[MLton] Re: exene example

Matthew Fluet fluet@cs.cornell.edu
Thu, 1 Sep 2005 09:33:54 -0400 (EDT)


>> Running with strace yields:
>> 
>> [fluet@localhost triangle]$ strace ./sources
>> execve("./sources", ["./sources"], [/* 49 vars */]) = 0
>> [ Process PID=9908 runs in 32 bit mode. ]
>> brk(0)                                  = 0x8206000
>> ...
>> write(1, "eXeneDebugLuke: making screens\n", 31eXeneDebugLuke: making screens
>> ) = 31
>> --- SIGALRM (Alarm clock) @ 0 (0) ---
>> sigreturn()                             = 31
>> rt_sigprocmask(SIG_BLOCK, [], [], 8)    = 0
>> rt_sigprocmask(SIG_BLOCK, [ALRM], [], 8) = 0
>> rt_sigprocmask(SIG_SETMASK, [], [ALRM], 8) = 0
>> write(1, "exenedebugphil:xio.getMsg start\n", 32exenedebugphil:xio.getMsg start
>> ) = 32
>> write(1, "exenedebugphil:xio.readVec start"..., 
>> 33exenedebugphil:xio.readVec start
>> ) = 33
>> write(1, "exenedebugphil:xio.readVec befor"..., 
>> 41exenedebugphil:xio.readVec before socket
>> ) = 41
>> write(1, "exenedebugphil:xio.readVec n=32\n", 32exenedebugphil:xio.readVec n=32
>> ) = 32
>> write(1, "exenedebugphil: check about to e"..., 36exenedebugphil: check about to exec
>> ) = 36
>> socketcall(0xa, 0xffffd748)             = ? ERESTARTSYS (To be restarted)
>> --- SIGALRM (Alarm clock) @ 0 (0) ---
>> sigreturn()                             = -1 EINTR (Interrupted system call)
>> rt_sigprocmask(SIG_BLOCK, [], [], 8)    = 0
>> rt_sigprocmask(SIG_BLOCK, [ALRM], [], 8) = 0
>> socketcall(0xa, 0xffffd748
>> 
>> At this point it just seems to hang again.
>> 
>> I'm not quite sure whether or not this is the right behavior.  I would 
>> think that the socket call should succeed in some fashion, but it doesn't 
>> appear to be making any progress.
>> 
>
> For debuging purposes we set the time slice to 20 seconds so that the thread 
> interleavings would not be so great, slightly easier to see what is going on 
> since eXene does use a decent amount of threads.  So if the socket call 
> blocks, it will wait for a few seconds (or 20) before context switching, 
> which is probably the behavoir you are seeing.

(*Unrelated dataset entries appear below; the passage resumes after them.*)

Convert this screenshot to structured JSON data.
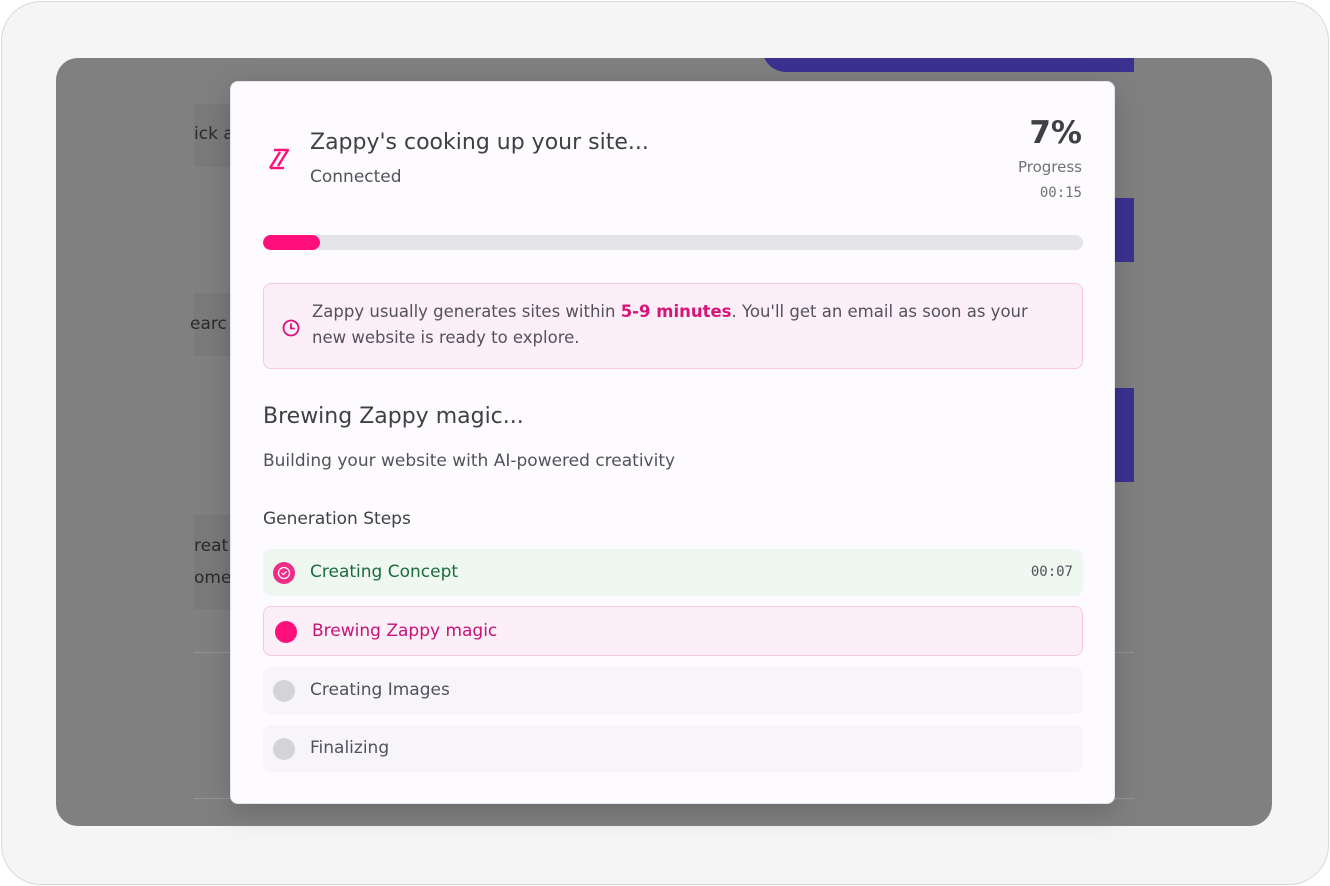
{
  "modal": {
    "title": "Zappy's cooking up your site...",
    "status": "Connected",
    "progress_value": "7%",
    "progress_label": "Progress",
    "elapsed": "00:15",
    "progress_fraction": 0.07,
    "logo_icon": "zappy-bolt-logo-icon",
    "accent_color": "#ff0f7b"
  },
  "info": {
    "icon": "clock-icon",
    "text_before": "Zappy usually generates sites within ",
    "highlight": "5-9 minutes",
    "text_after": ". You'll get an email as soon as your new website is ready to explore."
  },
  "stage": {
    "title": "Brewing Zappy magic...",
    "description": "Building your website with AI-powered creativity"
  },
  "steps": {
    "heading": "Generation Steps",
    "items": [
      {
        "label": "Creating Concept",
        "state": "done",
        "time": "00:07",
        "icon": "check-circle-icon"
      },
      {
        "label": "Brewing Zappy magic",
        "state": "active",
        "time": "",
        "icon": "active-dot-icon"
      },
      {
        "label": "Creating Images",
        "state": "pending",
        "time": "",
        "icon": "pending-dot-icon"
      },
      {
        "label": "Finalizing",
        "state": "pending",
        "time": "",
        "icon": "pending-dot-icon"
      }
    ]
  },
  "background": {
    "fragment_1": "ick a",
    "fragment_2": "earc",
    "fragment_3": "reat",
    "fragment_4": "ome"
  }
}
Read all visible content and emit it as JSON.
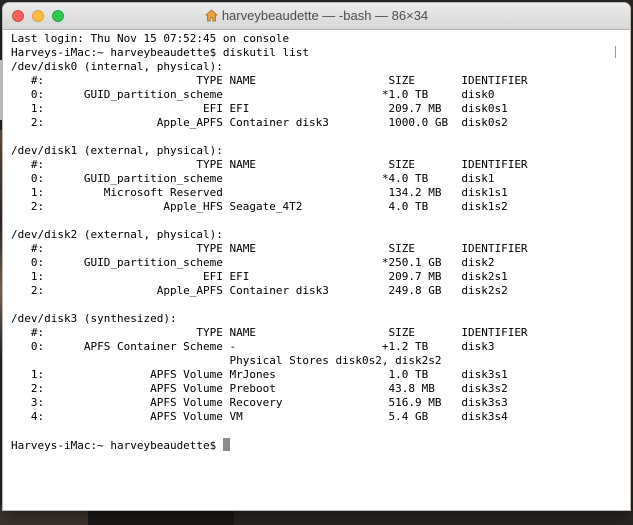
{
  "window": {
    "title": "harveybeaudette — -bash — 86×34",
    "title_icon": "home-icon",
    "colors": {
      "close": "#fc605c",
      "minimize": "#fdbc40",
      "maximize": "#34c84a"
    }
  },
  "terminal": {
    "lines": [
      "Last login: Thu Nov 15 07:52:45 on console",
      "Harveys-iMac:~ harveybeaudette$ diskutil list",
      "/dev/disk0 (internal, physical):",
      "   #:                       TYPE NAME                    SIZE       IDENTIFIER",
      "   0:      GUID_partition_scheme                        *1.0 TB     disk0",
      "   1:                        EFI EFI                     209.7 MB   disk0s1",
      "   2:                 Apple_APFS Container disk3         1000.0 GB  disk0s2",
      "",
      "/dev/disk1 (external, physical):",
      "   #:                       TYPE NAME                    SIZE       IDENTIFIER",
      "   0:      GUID_partition_scheme                        *4.0 TB     disk1",
      "   1:         Microsoft Reserved                         134.2 MB   disk1s1",
      "   2:                  Apple_HFS Seagate_4T2             4.0 TB     disk1s2",
      "",
      "/dev/disk2 (external, physical):",
      "   #:                       TYPE NAME                    SIZE       IDENTIFIER",
      "   0:      GUID_partition_scheme                        *250.1 GB   disk2",
      "   1:                        EFI EFI                     209.7 MB   disk2s1",
      "   2:                 Apple_APFS Container disk3         249.8 GB   disk2s2",
      "",
      "/dev/disk3 (synthesized):",
      "   #:                       TYPE NAME                    SIZE       IDENTIFIER",
      "   0:      APFS Container Scheme -                      +1.2 TB     disk3",
      "                                 Physical Stores disk0s2, disk2s2",
      "   1:                APFS Volume MrJones                 1.0 TB     disk3s1",
      "   2:                APFS Volume Preboot                 43.8 MB    disk3s2",
      "   3:                APFS Volume Recovery                516.9 MB   disk3s3",
      "   4:                APFS Volume VM                      5.4 GB     disk3s4",
      ""
    ],
    "prompt": "Harveys-iMac:~ harveybeaudette$ "
  }
}
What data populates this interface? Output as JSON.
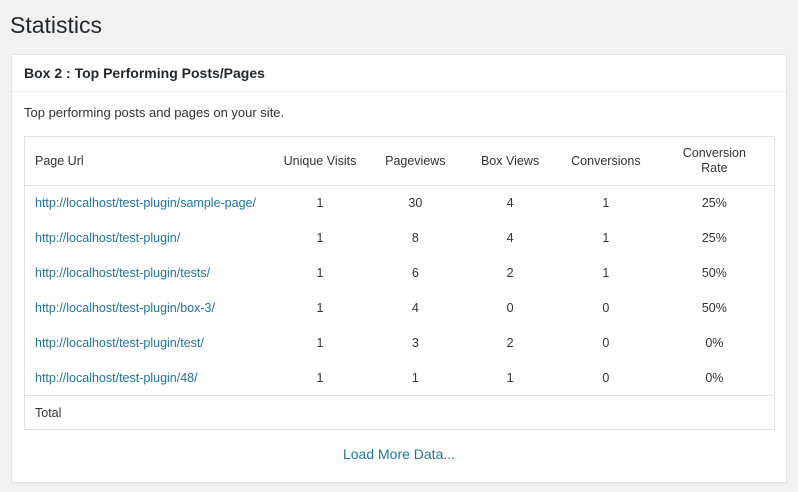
{
  "page": {
    "title": "Statistics"
  },
  "box": {
    "title": "Box 2 : Top Performing Posts/Pages",
    "description": "Top performing posts and pages on your site."
  },
  "table": {
    "headers": [
      "Page Url",
      "Unique Visits",
      "Pageviews",
      "Box Views",
      "Conversions",
      "Conversion Rate"
    ],
    "rows": [
      {
        "url": "http://localhost/test-plugin/sample-page/",
        "unique_visits": "1",
        "pageviews": "30",
        "box_views": "4",
        "conversions": "1",
        "conversion_rate": "25%"
      },
      {
        "url": "http://localhost/test-plugin/",
        "unique_visits": "1",
        "pageviews": "8",
        "box_views": "4",
        "conversions": "1",
        "conversion_rate": "25%"
      },
      {
        "url": "http://localhost/test-plugin/tests/",
        "unique_visits": "1",
        "pageviews": "6",
        "box_views": "2",
        "conversions": "1",
        "conversion_rate": "50%"
      },
      {
        "url": "http://localhost/test-plugin/box-3/",
        "unique_visits": "1",
        "pageviews": "4",
        "box_views": "0",
        "conversions": "0",
        "conversion_rate": "50%"
      },
      {
        "url": "http://localhost/test-plugin/test/",
        "unique_visits": "1",
        "pageviews": "3",
        "box_views": "2",
        "conversions": "0",
        "conversion_rate": "0%"
      },
      {
        "url": "http://localhost/test-plugin/48/",
        "unique_visits": "1",
        "pageviews": "1",
        "box_views": "1",
        "conversions": "0",
        "conversion_rate": "0%"
      }
    ],
    "footer": "Total"
  },
  "load_more": {
    "label": "Load More Data..."
  },
  "colors": {
    "link": "#21759b",
    "highlight_value": "#4a7a00"
  }
}
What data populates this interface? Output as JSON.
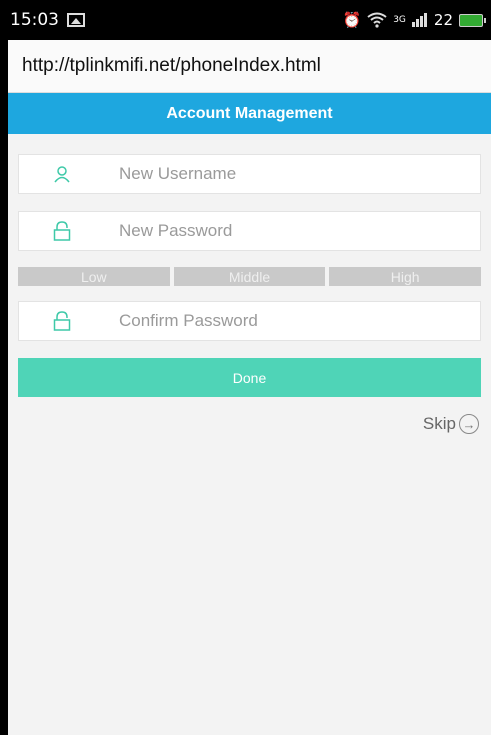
{
  "status": {
    "time": "15:03",
    "network": "3G",
    "battery": "22"
  },
  "browser": {
    "url": "http://tplinkmifi.net/phoneIndex.html"
  },
  "page": {
    "title": "Account Management"
  },
  "form": {
    "username_placeholder": "New Username",
    "password_placeholder": "New Password",
    "confirm_placeholder": "Confirm Password",
    "strength": [
      "Low",
      "Middle",
      "High"
    ],
    "done_label": "Done",
    "skip_label": "Skip"
  },
  "colors": {
    "header": "#1ea7df",
    "accent": "#4fd4b7",
    "icon": "#3ec9a8"
  }
}
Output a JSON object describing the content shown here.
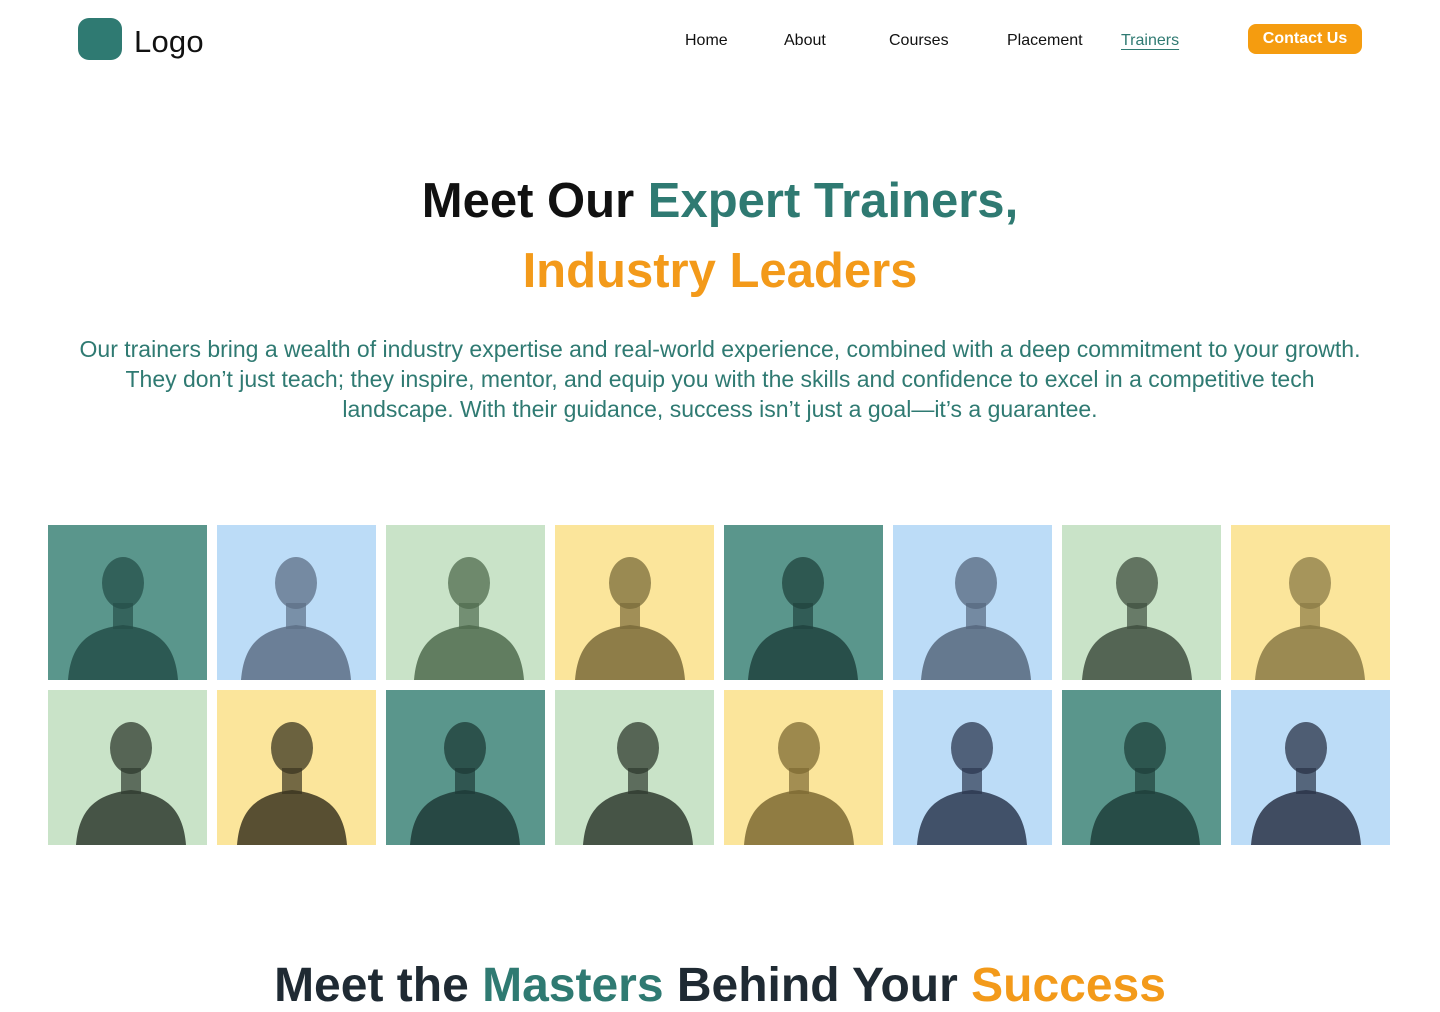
{
  "logo": {
    "text": "Logo"
  },
  "nav": {
    "items": [
      {
        "label": "Home",
        "active": false
      },
      {
        "label": "About",
        "active": false
      },
      {
        "label": "Courses",
        "active": false
      },
      {
        "label": "Placement",
        "active": false
      },
      {
        "label": "Trainers",
        "active": true
      }
    ],
    "cta_label": "Contact Us"
  },
  "hero": {
    "title_part1": "Meet Our ",
    "title_part2": "Expert Trainers,",
    "title_line2": "Industry Leaders",
    "description": "Our trainers bring a wealth of industry expertise and real-world experience, combined with a deep commitment to your growth. They don’t just teach; they inspire, mentor, and equip you with the skills and confidence to excel in a competitive tech landscape. With their guidance, success isn’t just a goal—it’s a guarantee."
  },
  "trainers": [
    {
      "bg": "#5a968c",
      "fg": "#254f49"
    },
    {
      "bg": "#bcdcf7",
      "fg": "#5d6f86"
    },
    {
      "bg": "#c9e3c8",
      "fg": "#4f6b4e"
    },
    {
      "bg": "#fbe59b",
      "fg": "#7a6b3a"
    },
    {
      "bg": "#5a968c",
      "fg": "#20433e"
    },
    {
      "bg": "#bcdcf7",
      "fg": "#56677d"
    },
    {
      "bg": "#c9e3c8",
      "fg": "#3f4f3f"
    },
    {
      "bg": "#fbe59b",
      "fg": "#8a7a45"
    },
    {
      "bg": "#c9e3c8",
      "fg": "#2f3b2f"
    },
    {
      "bg": "#fbe59b",
      "fg": "#3b3520"
    },
    {
      "bg": "#5a968c",
      "fg": "#1e3b37"
    },
    {
      "bg": "#c9e3c8",
      "fg": "#2f3b2f"
    },
    {
      "bg": "#fbe59b",
      "fg": "#7d6a33"
    },
    {
      "bg": "#bcdcf7",
      "fg": "#2c3850"
    },
    {
      "bg": "#5a968c",
      "fg": "#1f403b"
    },
    {
      "bg": "#bcdcf7",
      "fg": "#2a3347"
    }
  ],
  "section": {
    "part1": "Meet the ",
    "part2": "Masters",
    "part3": " Behind Your ",
    "part4": "Success"
  },
  "colors": {
    "brand_teal": "#2f7a72",
    "accent_orange": "#f59c0f"
  }
}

Unlikely.  From the strace, you can see that the socket call is 
interrupted, and then restarted with signals blocked, since the system 
call is being made in a critical section.  So, until the socket receives 
some data, the program won't make any progress.

Now, if the sender of data on that socket is another CML/eXene thread, 
then you're stuck, since no other thread will run until you leave the 
critical section.

Remember: the SML/NJ implementation of CML reimplements much of the IO 
sub-system of the Basis Library to both be thread safe and to play nice 
with switching threads.  In particular, the CML version of Socket.recvVec 
is implemented as follows:

     fun inEvt (CMLSock{sock, ...}) =
 	  CML.wrap(IOManager.ioEvt (OS.IO.pollIn (pollD sock)), ignore)

     fun recvVec (s as PS.CMLSock{sock, ...}, n) =
 	case Socket.recvVecNB (sock, n)
 	 of (SOME res) => res
 	  | NONE => (CML.sync(inEvt s); Socket.recvVec (sock, n))

So, you can see that behind the scenes, it attempts a non-blocking 
receive; if that succeeds, it simply returns that data.  If the call would 
block, then it registers the socket with the IOManager, which takes care 
of polling io descriptors and resuming a thread once the io descriptor's 
state has changed (e.g., data has appeared on the socket).  It is the 
CML.sync on the (inEvt s) that makes the recvVec yield to other threads 
until such time as the socket has data.  Note, even though recvVec may be 
considered a blocking form of read (since the call won't return until 
there is actual data on the socket), other threads get a chance to run 
because it never performs a blocking system call unless it is certain that 
the call will not actually block.

The situation is entirely different in MLton (at the current time). 
There is no $(SML_LIB)/cml/basis.mlb corresponding to a thread safe / 
non-blocking implementation of the Basis Library.  It is on the TODO, but 
we would also need to implement the IOManager and related management 
facilities.  I don't believe that portion of CML uses much compiler 
specific technology, so one might be able to port much of SML/NJ's CML 
code for this purpose.  (Though, I seem to recall the last time I looked 
at it that I thought it could be cleaned up some.)

That being said, you might be able to implement your own busy-wait socket 
library on top of the Socket structure from the Basis Libary.  For 
example, the simplest implementation would be:

   fun recvVec (sock, n) =
     case Socket.recvVecNB (sock, n) of
       SOME res => res
     | NONE => recvVec (sock, n)

However, this isn't very efficient.  A better implementation would be:

   fun recvVec (sock, n) =
     case Socket.recvVecNB (sock, n) of
       SOME res => res
     | NONE => (CML.sync(CML.timeOut(Time.fromMilliseconds 30))
                ; recvVec (sock, n))

This explicitly yields for a short ammount of time, hopefully long enough 
so that data appears on the socket.